The last two US ambassadors to Kenya illustrate the centrality of the GWOT in US relations with the continent. Outgoing US Ambassador to Kenya, Robert Godec, is a survivor of the 1998 US Embassy bombing and has spent the last twenty years in various State Department assignments concentrating on fighting jihadist terror, especially that of Al Qaeda. His predecessor, Major General Scott Gration USAF (Ret) was at the Pentagon on 9/11 and also developed close personal and professional ties with Kenyan civilian and military figures while growing up in East Africa and on active duty assignments during the last decade of the Cold War.
However, the United States has effectively abandoned any ideas of large scale military interventions on the order of either Afghanistan or Iraq; even the relatively short-lived Operation Restore Hope in 1992 which saw upwards of 20,000 Soldiers and Marines committed to stabilizing Somalia is not in the cards. Nation building as American policy in the Third World has long been out of favour. The United States and its western allies prefer training local proxies to battle against Al Qaeda and ISIS affiliates in Africa, as is the case in Somalia where they arm and support the AU Mission in Somalia (AMISOM) to battle Al Shabaab. The same pattern has been duplicated in Niger, Burkina Faso and Mali; terrorists are killed by drones and manned airstrikes: American troops engage in raids to disrupt terrorist operations notionally while indigenous forces are being prepared to take on the Islamist insurgents.

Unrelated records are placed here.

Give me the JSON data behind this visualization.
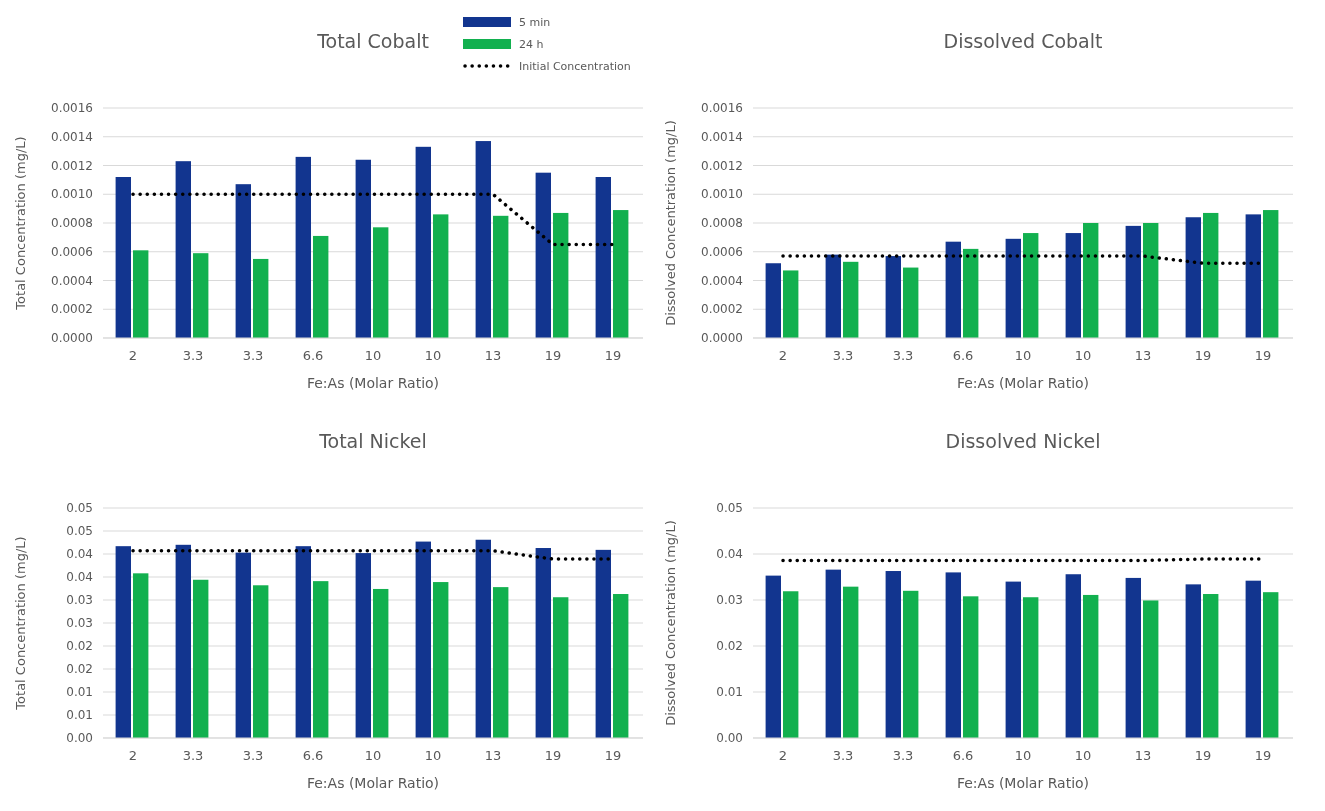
{
  "chart_data": [
    {
      "type": "bar",
      "title": "Total Cobalt",
      "xlabel": "Fe:As (Molar Ratio)",
      "ylabel": "Total Concentration (mg/L)",
      "categories": [
        "2",
        "3.3",
        "3.3",
        "6.6",
        "10",
        "10",
        "13",
        "19",
        "19"
      ],
      "series": [
        {
          "name": "5 min",
          "color": "#12358f",
          "values": [
            0.00112,
            0.00123,
            0.00107,
            0.00126,
            0.00124,
            0.00133,
            0.00137,
            0.00115,
            0.00112
          ]
        },
        {
          "name": "24 h",
          "color": "#12b04f",
          "values": [
            0.00061,
            0.00059,
            0.00055,
            0.00071,
            0.00077,
            0.00086,
            0.00085,
            0.00087,
            0.00089
          ]
        },
        {
          "name": "Initial Concentration",
          "type": "line",
          "color": "#000000",
          "line_style": "dotted",
          "marker": "none",
          "values": [
            0.001,
            0.001,
            0.001,
            0.001,
            0.001,
            0.001,
            0.001,
            0.00065,
            0.00065
          ]
        }
      ],
      "ylim": [
        0,
        0.0016
      ],
      "yticks": [
        {
          "value": 0,
          "label": "0.0000"
        },
        {
          "value": 0.0002,
          "label": "0.0002"
        },
        {
          "value": 0.0004,
          "label": "0.0004"
        },
        {
          "value": 0.0006,
          "label": "0.0006"
        },
        {
          "value": 0.0008,
          "label": "0.0008"
        },
        {
          "value": 0.001,
          "label": "0.0010"
        },
        {
          "value": 0.0012,
          "label": "0.0012"
        },
        {
          "value": 0.0014,
          "label": "0.0014"
        },
        {
          "value": 0.0016,
          "label": "0.0016"
        }
      ],
      "grid": "y",
      "legend": "top right"
    },
    {
      "type": "bar",
      "title": "Dissolved Cobalt",
      "xlabel": "Fe:As (Molar Ratio)",
      "ylabel": "Dissolved Concentration (mg/L)",
      "categories": [
        "2",
        "3.3",
        "3.3",
        "6.6",
        "10",
        "10",
        "13",
        "19",
        "19"
      ],
      "series": [
        {
          "color": "#12358f",
          "values": [
            0.00052,
            0.00058,
            0.00057,
            0.00067,
            0.00069,
            0.00073,
            0.00078,
            0.00084,
            0.00086
          ]
        },
        {
          "color": "#12b04f",
          "values": [
            0.00047,
            0.00053,
            0.00049,
            0.00062,
            0.00073,
            0.0008,
            0.0008,
            0.00087,
            0.00089
          ]
        },
        {
          "type": "line",
          "color": "#000000",
          "line_style": "dotted",
          "marker": "none",
          "values": [
            0.00057,
            0.00057,
            0.00057,
            0.00057,
            0.00057,
            0.00057,
            0.00057,
            0.00052,
            0.00052
          ]
        }
      ],
      "ylim": [
        0,
        0.0016
      ],
      "yticks": [
        {
          "value": 0,
          "label": "0.0000"
        },
        {
          "value": 0.0002,
          "label": "0.0002"
        },
        {
          "value": 0.0004,
          "label": "0.0004"
        },
        {
          "value": 0.0006,
          "label": "0.0006"
        },
        {
          "value": 0.0008,
          "label": "0.0008"
        },
        {
          "value": 0.001,
          "label": "0.0010"
        },
        {
          "value": 0.0012,
          "label": "0.0012"
        },
        {
          "value": 0.0014,
          "label": "0.0014"
        },
        {
          "value": 0.0016,
          "label": "0.0016"
        }
      ],
      "grid": "y"
    },
    {
      "type": "bar",
      "title": "Total Nickel",
      "xlabel": "Fe:As (Molar Ratio)",
      "ylabel": "Total Concentration (mg/L)",
      "categories": [
        "2",
        "3.3",
        "3.3",
        "6.6",
        "10",
        "10",
        "13",
        "19",
        "19"
      ],
      "series": [
        {
          "color": "#12358f",
          "values": [
            0.0417,
            0.042,
            0.0403,
            0.0417,
            0.0402,
            0.0427,
            0.0431,
            0.0413,
            0.0409
          ]
        },
        {
          "color": "#12b04f",
          "values": [
            0.0358,
            0.0344,
            0.0332,
            0.0341,
            0.0324,
            0.0339,
            0.0328,
            0.0306,
            0.0313
          ]
        },
        {
          "type": "line",
          "color": "#000000",
          "line_style": "dotted",
          "marker": "none",
          "values": [
            0.0407,
            0.0407,
            0.0407,
            0.0407,
            0.0407,
            0.0407,
            0.0407,
            0.0389,
            0.0389
          ]
        }
      ],
      "ylim": [
        0,
        0.05
      ],
      "yticks": [
        {
          "value": 0,
          "label": "0.00"
        },
        {
          "value": 0.005,
          "label": "0.01"
        },
        {
          "value": 0.01,
          "label": "0.01"
        },
        {
          "value": 0.015,
          "label": "0.02"
        },
        {
          "value": 0.02,
          "label": "0.02"
        },
        {
          "value": 0.025,
          "label": "0.03"
        },
        {
          "value": 0.03,
          "label": "0.03"
        },
        {
          "value": 0.035,
          "label": "0.04"
        },
        {
          "value": 0.04,
          "label": "0.04"
        },
        {
          "value": 0.045,
          "label": "0.05"
        },
        {
          "value": 0.05,
          "label": "0.05"
        }
      ],
      "grid": "y"
    },
    {
      "type": "bar",
      "title": "Dissolved Nickel",
      "xlabel": "Fe:As (Molar Ratio)",
      "ylabel": "Dissolved Concentration (mg/L)",
      "categories": [
        "2",
        "3.3",
        "3.3",
        "6.6",
        "10",
        "10",
        "13",
        "19",
        "19"
      ],
      "series": [
        {
          "color": "#12358f",
          "values": [
            0.0353,
            0.0366,
            0.0363,
            0.036,
            0.034,
            0.0356,
            0.0348,
            0.0334,
            0.0342
          ]
        },
        {
          "color": "#12b04f",
          "values": [
            0.0319,
            0.0329,
            0.032,
            0.0308,
            0.0306,
            0.0311,
            0.0299,
            0.0313,
            0.0317
          ]
        },
        {
          "type": "line",
          "color": "#000000",
          "line_style": "dotted",
          "marker": "none",
          "values": [
            0.0386,
            0.0386,
            0.0386,
            0.0386,
            0.0386,
            0.0386,
            0.0386,
            0.0389,
            0.0389
          ]
        }
      ],
      "ylim": [
        0,
        0.05
      ],
      "yticks": [
        {
          "value": 0,
          "label": "0.00"
        },
        {
          "value": 0.01,
          "label": "0.01"
        },
        {
          "value": 0.02,
          "label": "0.02"
        },
        {
          "value": 0.03,
          "label": "0.03"
        },
        {
          "value": 0.04,
          "label": "0.04"
        },
        {
          "value": 0.05,
          "label": "0.05"
        }
      ],
      "grid": "y"
    }
  ]
}
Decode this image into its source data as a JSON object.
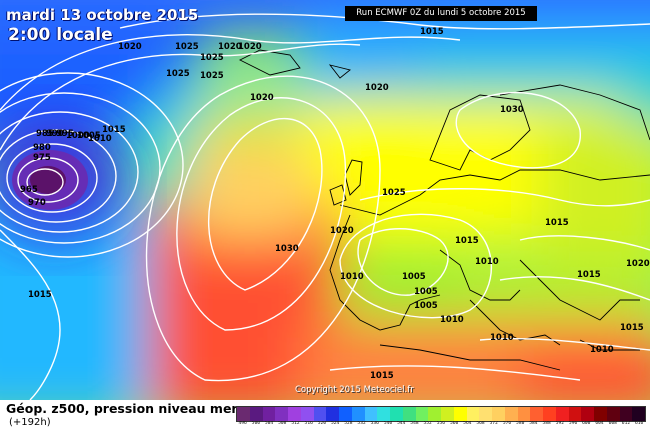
{
  "header": {
    "date": "mardi 13 octobre 2015",
    "local_time": "2:00 locale",
    "run_info": "Run ECMWF 0Z du lundi 5 octobre 2015"
  },
  "map": {
    "isobar_labels": [
      "1015",
      "1020",
      "1025",
      "1020",
      "1020",
      "1025",
      "1025",
      "1025",
      "1020",
      "1015",
      "1010",
      "1005",
      "1000",
      "995",
      "990",
      "985",
      "980",
      "975",
      "970",
      "965",
      "1030",
      "1025",
      "1020",
      "1015",
      "1010",
      "1005",
      "1005",
      "1005",
      "1030",
      "1015",
      "1020",
      "1015",
      "1010",
      "1015",
      "1010",
      "1015",
      "1015",
      "1010",
      "1010",
      "1020"
    ],
    "copyright": "Copyright 2015 Meteociel.fr",
    "colors": {
      "ocean_low": "#3050ff",
      "low_center": "#4a1080",
      "mid": "#8cf060",
      "high": "#ff4020",
      "land_lines": "#000000",
      "isobars": "#ffffff"
    }
  },
  "footer": {
    "title": "Géop. z500, pression niveau mer",
    "subtitle": "(+192h)"
  },
  "scale": {
    "colors": [
      "#6a2a70",
      "#5a1a80",
      "#7020a0",
      "#8030c0",
      "#a040e0",
      "#9050f0",
      "#5050f0",
      "#2030e0",
      "#1060ff",
      "#2090ff",
      "#40c0ff",
      "#30e0e0",
      "#20e0b0",
      "#40e080",
      "#70f060",
      "#a0f030",
      "#d0f020",
      "#ffff00",
      "#fff060",
      "#ffe070",
      "#ffd060",
      "#ffb050",
      "#ff9040",
      "#ff6030",
      "#ff4020",
      "#f02020",
      "#d01010",
      "#b00010",
      "#800000",
      "#600010",
      "#400020",
      "#200020"
    ],
    "ticks": [
      "496",
      "500",
      "504",
      "508",
      "512",
      "516",
      "520",
      "524",
      "528",
      "532",
      "536",
      "540",
      "544",
      "548",
      "552",
      "556",
      "560",
      "564",
      "568",
      "572",
      "576",
      "580",
      "584",
      "588",
      "592",
      "596",
      "600",
      "604",
      "608",
      "612",
      "616"
    ]
  }
}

Much as was the case during the Cold War, national elites have sought to exploit superpower preoccupations. Regime opponents are often branded extremists or terrorists, and domestic conditions that breed disaffection and extremism are seldom, if ever, mentioned. It is no secret that governments across the region have become increasingly intolerant of political dissent and have reduced media freedom even when issues of national security are not involved; the constitutions of Uganda and Burundi, for example, have been amended to remove presidential age and term limits. Yet, criticism by the US and other western nations has been muted since there are no ready sources of replacements were either or both regimes to withdraw their troops from AMISOM.
The rationale of the US led Global War On Terror is to safeguard the American homeland and to prevent a repeat of 9/11 on American soil; apparently our strategy has been deemed effective since neither Al Qaeda nor its even more extreme offshoot and competitor IS has not been able to successfully attack the US. However, is there any sufficient evidence that American antiterrorist activities and its strategy to combat Islamic extremism in the Greater Horn of Africa have contributed in any way to US security?
As an American citizen, who has been immersed in security matters for more than 45 years, I believe our perpetual war on terror as conducted in this region, where I have lived since 1981 is simply undermining all of our efforts to assist emerging democracies to develop systems of good governance, justice, rule of law and respect for human rights that are conducive for significant and sustainable American commercial engagement as envisioned before Cold War exigencies derailed our soft power activities. We are inadvertently facilitating the sort of environment in which China’s long-term initiatives can be successfully implemented and within which China prospers in Africa.